The government’s thinking is that decentralized accountability and leadership with (monetary) sticks and carrots are likely to produce better results for the whole country than central government rules without the ability to enforce the rules. 

 ACOs which incur too high a utilization or which do not meet the quality targets, may have to forgo reimbursements completely (see patients for nothing) or even pay CMS money back. CMS has placed its emphasis on ACOs beating the reimbursement goals. The government would then share the savings with the ACO. In either case the government wins.

A frightening thought is ACOs can become too big to fail.

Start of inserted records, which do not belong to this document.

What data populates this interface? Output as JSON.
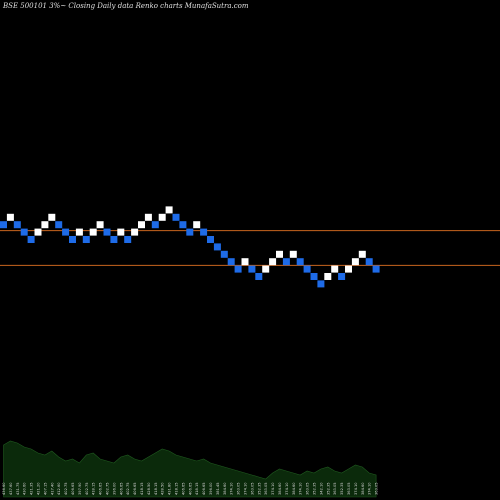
{
  "chart_data": {
    "type": "renko",
    "title": "BSE 500101 3%~  Closing Daily data  Renko  charts MunafaSutra.com",
    "colors": {
      "background": "#000000",
      "up_brick": "#ffffff",
      "down_brick": "#1e6be8",
      "reference_line": "#c8651e",
      "volume_bar": "#0b2a0b",
      "volume_edge": "#1f5a1f",
      "volume_label": "#d8d8d8"
    },
    "bricks": [
      {
        "dir": "down",
        "level": 2
      },
      {
        "dir": "up",
        "level": 3
      },
      {
        "dir": "down",
        "level": 2
      },
      {
        "dir": "down",
        "level": 1
      },
      {
        "dir": "down",
        "level": 0
      },
      {
        "dir": "up",
        "level": 1
      },
      {
        "dir": "up",
        "level": 2
      },
      {
        "dir": "up",
        "level": 3
      },
      {
        "dir": "down",
        "level": 2
      },
      {
        "dir": "down",
        "level": 1
      },
      {
        "dir": "down",
        "level": 0
      },
      {
        "dir": "up",
        "level": 1
      },
      {
        "dir": "down",
        "level": 0
      },
      {
        "dir": "up",
        "level": 1
      },
      {
        "dir": "up",
        "level": 2
      },
      {
        "dir": "down",
        "level": 1
      },
      {
        "dir": "down",
        "level": 0
      },
      {
        "dir": "up",
        "level": 1
      },
      {
        "dir": "down",
        "level": 0
      },
      {
        "dir": "up",
        "level": 1
      },
      {
        "dir": "up",
        "level": 2
      },
      {
        "dir": "up",
        "level": 3
      },
      {
        "dir": "down",
        "level": 2
      },
      {
        "dir": "up",
        "level": 3
      },
      {
        "dir": "up",
        "level": 4
      },
      {
        "dir": "down",
        "level": 3
      },
      {
        "dir": "down",
        "level": 2
      },
      {
        "dir": "down",
        "level": 1
      },
      {
        "dir": "up",
        "level": 2
      },
      {
        "dir": "down",
        "level": 1
      },
      {
        "dir": "down",
        "level": 0
      },
      {
        "dir": "down",
        "level": -1
      },
      {
        "dir": "down",
        "level": -2
      },
      {
        "dir": "down",
        "level": -3
      },
      {
        "dir": "down",
        "level": -4
      },
      {
        "dir": "up",
        "level": -3
      },
      {
        "dir": "down",
        "level": -4
      },
      {
        "dir": "down",
        "level": -5
      },
      {
        "dir": "up",
        "level": -4
      },
      {
        "dir": "up",
        "level": -3
      },
      {
        "dir": "up",
        "level": -2
      },
      {
        "dir": "down",
        "level": -3
      },
      {
        "dir": "up",
        "level": -2
      },
      {
        "dir": "down",
        "level": -3
      },
      {
        "dir": "down",
        "level": -4
      },
      {
        "dir": "down",
        "level": -5
      },
      {
        "dir": "down",
        "level": -6
      },
      {
        "dir": "up",
        "level": -5
      },
      {
        "dir": "up",
        "level": -4
      },
      {
        "dir": "down",
        "level": -5
      },
      {
        "dir": "up",
        "level": -4
      },
      {
        "dir": "up",
        "level": -3
      },
      {
        "dir": "up",
        "level": -2
      },
      {
        "dir": "down",
        "level": -3
      },
      {
        "dir": "down",
        "level": -4
      }
    ],
    "reference_levels": [
      1.2,
      -3.5
    ],
    "volume": {
      "values": [
        26,
        28,
        27,
        25,
        24,
        22,
        21,
        23,
        20,
        18,
        19,
        17,
        21,
        22,
        19,
        18,
        17,
        20,
        21,
        19,
        18,
        20,
        22,
        24,
        23,
        21,
        20,
        19,
        18,
        19,
        17,
        16,
        15,
        14,
        13,
        12,
        11,
        10,
        9,
        12,
        14,
        13,
        12,
        11,
        13,
        12,
        14,
        15,
        13,
        12,
        14,
        16,
        15,
        12,
        11
      ],
      "labels": [
        "436.60",
        "437.60",
        "431.75",
        "430.60",
        "421.35",
        "421.20",
        "407.15",
        "417.40",
        "412.60",
        "402.75",
        "406.65",
        "397.90",
        "402.75",
        "418.15",
        "406.65",
        "402.75",
        "396.00",
        "406.65",
        "402.75",
        "406.65",
        "418.15",
        "428.50",
        "418.15",
        "428.50",
        "431.80",
        "418.15",
        "406.65",
        "406.65",
        "418.15",
        "406.65",
        "396.00",
        "381.45",
        "384.60",
        "374.10",
        "363.05",
        "374.10",
        "363.05",
        "352.35",
        "363.05",
        "374.10",
        "384.60",
        "374.10",
        "384.60",
        "374.10",
        "363.05",
        "352.35",
        "342.10",
        "352.35",
        "363.05",
        "352.35",
        "363.05",
        "374.10",
        "384.60",
        "374.10",
        "363.05"
      ]
    }
  }
}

It would necessitate another government bailout. You can be sure within 456 pages of the rules there are many unintended consequences. There are also ways to beat the system that will be discovered in the future. 

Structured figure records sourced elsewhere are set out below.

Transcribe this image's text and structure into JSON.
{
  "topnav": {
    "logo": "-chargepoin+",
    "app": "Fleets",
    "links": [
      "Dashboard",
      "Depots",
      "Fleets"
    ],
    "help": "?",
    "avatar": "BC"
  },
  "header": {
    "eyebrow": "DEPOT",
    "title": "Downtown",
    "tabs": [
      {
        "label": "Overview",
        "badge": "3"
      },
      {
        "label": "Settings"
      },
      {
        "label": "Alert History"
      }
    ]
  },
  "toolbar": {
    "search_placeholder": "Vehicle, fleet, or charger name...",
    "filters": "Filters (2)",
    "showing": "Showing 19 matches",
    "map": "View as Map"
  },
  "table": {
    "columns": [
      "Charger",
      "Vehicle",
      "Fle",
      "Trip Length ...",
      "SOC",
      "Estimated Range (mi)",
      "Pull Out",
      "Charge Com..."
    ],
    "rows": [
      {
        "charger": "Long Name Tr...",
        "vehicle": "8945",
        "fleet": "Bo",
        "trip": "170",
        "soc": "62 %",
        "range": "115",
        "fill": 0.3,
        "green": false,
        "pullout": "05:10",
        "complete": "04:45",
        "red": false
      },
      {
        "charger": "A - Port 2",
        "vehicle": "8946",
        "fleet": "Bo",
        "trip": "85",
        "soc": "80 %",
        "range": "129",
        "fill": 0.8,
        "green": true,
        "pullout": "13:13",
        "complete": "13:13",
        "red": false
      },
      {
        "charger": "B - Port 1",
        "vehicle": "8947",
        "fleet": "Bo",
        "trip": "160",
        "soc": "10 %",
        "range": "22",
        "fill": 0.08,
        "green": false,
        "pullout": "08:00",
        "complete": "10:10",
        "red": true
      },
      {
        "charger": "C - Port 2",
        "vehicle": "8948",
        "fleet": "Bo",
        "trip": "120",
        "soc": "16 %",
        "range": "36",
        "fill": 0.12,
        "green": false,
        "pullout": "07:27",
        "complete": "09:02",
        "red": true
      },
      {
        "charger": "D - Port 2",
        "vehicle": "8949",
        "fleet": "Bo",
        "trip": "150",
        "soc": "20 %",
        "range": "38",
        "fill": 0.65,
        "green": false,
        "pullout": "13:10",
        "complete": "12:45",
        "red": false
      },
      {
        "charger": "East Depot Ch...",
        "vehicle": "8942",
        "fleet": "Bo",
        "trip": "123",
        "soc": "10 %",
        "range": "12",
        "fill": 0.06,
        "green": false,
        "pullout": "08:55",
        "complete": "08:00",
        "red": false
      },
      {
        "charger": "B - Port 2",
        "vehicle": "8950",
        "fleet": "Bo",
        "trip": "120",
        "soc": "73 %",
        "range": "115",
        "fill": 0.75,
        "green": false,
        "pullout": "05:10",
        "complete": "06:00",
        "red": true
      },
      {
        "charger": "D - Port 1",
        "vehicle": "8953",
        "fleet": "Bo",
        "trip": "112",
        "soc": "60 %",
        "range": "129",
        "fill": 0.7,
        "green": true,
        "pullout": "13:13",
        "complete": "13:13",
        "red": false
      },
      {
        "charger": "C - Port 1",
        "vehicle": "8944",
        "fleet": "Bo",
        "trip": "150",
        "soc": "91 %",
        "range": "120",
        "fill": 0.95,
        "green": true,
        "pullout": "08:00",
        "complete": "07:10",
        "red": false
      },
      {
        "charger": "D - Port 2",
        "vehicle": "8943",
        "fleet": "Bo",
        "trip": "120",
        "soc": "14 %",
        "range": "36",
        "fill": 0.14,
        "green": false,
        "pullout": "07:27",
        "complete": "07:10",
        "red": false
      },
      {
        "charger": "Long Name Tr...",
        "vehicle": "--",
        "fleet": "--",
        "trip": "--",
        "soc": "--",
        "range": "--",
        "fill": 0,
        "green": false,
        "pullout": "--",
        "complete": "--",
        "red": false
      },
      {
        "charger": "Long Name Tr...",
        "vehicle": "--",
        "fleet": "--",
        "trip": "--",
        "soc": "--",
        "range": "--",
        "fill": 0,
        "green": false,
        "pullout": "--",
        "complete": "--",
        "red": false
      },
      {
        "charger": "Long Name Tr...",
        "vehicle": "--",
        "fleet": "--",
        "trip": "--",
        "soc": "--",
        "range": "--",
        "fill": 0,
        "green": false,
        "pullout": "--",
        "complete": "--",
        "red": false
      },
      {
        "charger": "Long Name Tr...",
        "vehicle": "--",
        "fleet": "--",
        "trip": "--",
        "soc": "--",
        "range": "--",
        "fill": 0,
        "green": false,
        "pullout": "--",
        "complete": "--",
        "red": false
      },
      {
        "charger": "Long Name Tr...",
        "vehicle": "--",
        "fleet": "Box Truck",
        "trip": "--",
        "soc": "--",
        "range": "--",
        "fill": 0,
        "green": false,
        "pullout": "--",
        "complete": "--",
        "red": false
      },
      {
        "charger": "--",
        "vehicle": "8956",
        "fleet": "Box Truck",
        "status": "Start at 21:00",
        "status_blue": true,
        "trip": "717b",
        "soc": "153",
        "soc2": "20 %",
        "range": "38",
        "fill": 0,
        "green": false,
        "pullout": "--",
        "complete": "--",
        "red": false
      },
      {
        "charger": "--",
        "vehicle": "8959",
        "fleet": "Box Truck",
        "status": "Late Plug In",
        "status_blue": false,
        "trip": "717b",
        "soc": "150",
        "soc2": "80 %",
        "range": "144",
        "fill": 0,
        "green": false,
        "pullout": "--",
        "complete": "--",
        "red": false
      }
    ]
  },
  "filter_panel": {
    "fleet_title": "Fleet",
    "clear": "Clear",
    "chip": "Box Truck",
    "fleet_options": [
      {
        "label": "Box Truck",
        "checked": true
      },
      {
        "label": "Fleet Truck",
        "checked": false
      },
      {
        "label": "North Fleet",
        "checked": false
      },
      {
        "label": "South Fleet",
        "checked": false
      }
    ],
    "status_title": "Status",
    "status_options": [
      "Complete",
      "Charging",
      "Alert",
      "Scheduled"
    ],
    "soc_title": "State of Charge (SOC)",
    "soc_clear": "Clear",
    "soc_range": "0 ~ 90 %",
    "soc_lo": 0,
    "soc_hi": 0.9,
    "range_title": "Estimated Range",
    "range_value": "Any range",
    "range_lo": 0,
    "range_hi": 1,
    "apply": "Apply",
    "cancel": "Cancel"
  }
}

Once again, CMS, HHS and President Obama are trying to fool us with numbers.

CMS hopes that ACOs could save it $170-960 million over three years.” The Medicare and Medicaid budget for three years is $1.8 trillion with Medicare consuming most of the money. The “cost savings” represent only 0.01%- 0.05% of the Medicare budget.  This is a tiny savings.

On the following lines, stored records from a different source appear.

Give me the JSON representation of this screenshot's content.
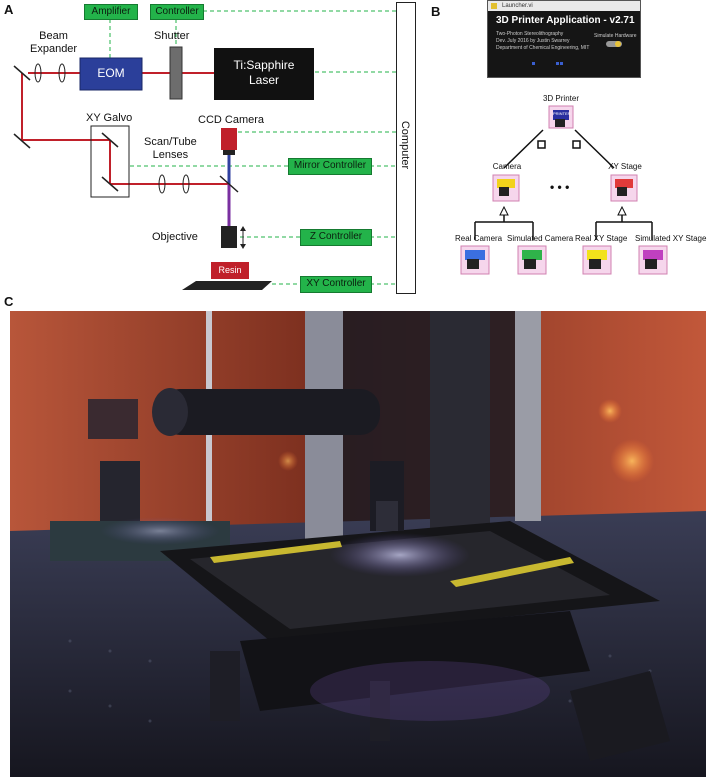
{
  "panel_a": {
    "letter": "A",
    "labels": {
      "amplifier": "Amplifier",
      "controller": "Controller",
      "beam_expander": "Beam\nExpander",
      "shutter": "Shutter",
      "eom": "EOM",
      "laser": "Ti:Sapphire\nLaser",
      "xy_galvo": "XY Galvo",
      "ccd_camera": "CCD Camera",
      "scan_tube_lenses": "Scan/Tube\nLenses",
      "mirror_controller": "Mirror Controller",
      "objective": "Objective",
      "z_controller": "Z Controller",
      "resin": "Resin",
      "xy_controller": "XY Controller",
      "computer": "Computer"
    },
    "colors": {
      "beam": "#c0202a",
      "eom": "#2b3f9a",
      "laser": "#111111",
      "controller_box": "#23b34a",
      "resin": "#c0202a",
      "signal_line": "#23b34a"
    }
  },
  "panel_b": {
    "letter": "B",
    "launcher": {
      "window_title": "Launcher.vi",
      "app_title": "3D Printer Application - v2.71",
      "line1": "Two-Photon Stereolithography",
      "line2": "Dev. July 2016 by Justin Swarrey",
      "line3": "Department of Chemical Engineering, MIT",
      "toggle_label": "Simulate Hardware"
    },
    "tree": {
      "root": "3D Printer",
      "root_badge": "PRINTER",
      "children": [
        "Camera",
        "XY Stage"
      ],
      "ellipsis": "• • •",
      "camera_children": [
        "Real Camera",
        "Simulated Camera"
      ],
      "stage_children": [
        "Real XY Stage",
        "Simulated XY Stage"
      ]
    },
    "colors": {
      "cube_frame": "#e0a0c8",
      "camera": "#f2d21b",
      "stage": "#e03a3a",
      "real_camera": "#3b6fe0",
      "sim_camera": "#2fb34a",
      "real_stage": "#f2e21b",
      "sim_stage": "#c040c0"
    }
  },
  "panel_c": {
    "letter": "C"
  }
}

Can anyone be impressed with the potential cost savings? One should be impressed with how the savings is presented by the administration and how much bureaucracy it will take to set up and implement the system.

The performance measurements (or standardized “metrics”) have not been defined for ACOs. Performance measurements discussed so far have been process measurements. Process measurements do not necessarily lead to better medical or financial outcomes. These process measurements are just a surrogate that assumes better outcomes.

The fact that if an ACO or its physicians do four HbA1c tests per year for the management of Diabetes Mellitus, it does not mean that the medical and financial outcomes will improve. This defect in process measurements applies to many chronic diseases.  The management of chronic diseases and their complication account for 80% of the healthcare dollars spent. 

ACOs must have a minimum size of 5,000 “ Medicare ensured lives”. This is not possible with small practices. The net margin is too small for Medicare to overload a small group practice with 5,00 Medicare patients at present rates of reimbursement. Reimbursement is projected to become even smaller.

CMS has already picked the groups (identified by Dr. Don Berwick’s Institute for Healthcare Improvement) who will qualify for ACOs. They are supposedly low cost/high quality groups. The goal is to create ACOs with integrated healthcare systems who salary physicians. Physicians in those organizations are supposedly used to working closely together. There should be an emphasis on primary care physicians.  The government will then let the hospital systems and physicians fight over dividing the government reimbursement.

 ACOs are not for everyone. If the ACO is fragmented, with weak physician leadership and high usage of independent specialists, it will difficult to have a high-performing ACO. Even if an ACO is low cost and high quality it will be difficult to be profitable as reimbursement is decreased. If Medicaid is added to the scheme hospital systems will fail

The only advantage is that the ACO might be too big to fail. The government will be forced to bail them out.

 The opinions expressed in the blog “Repairing The Healthcare System” are, mine and mine alone.

 

 

 

 

 

 

 

  • Dan

    I think that the ACOs are designed to fail and here is why. ACOs are similar to the PPOs of the 1980s and 90s in which physician groups were formed to “accept risk” from the insurance companies with the hope of a monetary reward and many went bankrupt. Accepting risk makes the physician group whether a PPO or ACO the defacto insurance company. The reason they fail is because the physician can not be both the patient advocate and the insurance company denier of care. If the physician group(ACO) denies care they will be sued and go bankrupt. If the ACO doesn’t deny care they will be penalized for overspending and also go bankrupt.
    When they go bankrupt the government will bail them out, but will take over all their assets, nationalizing the system a piece at a time. A private system will then not be allowed or able to reconstitute. That in my humble opinion is the end game.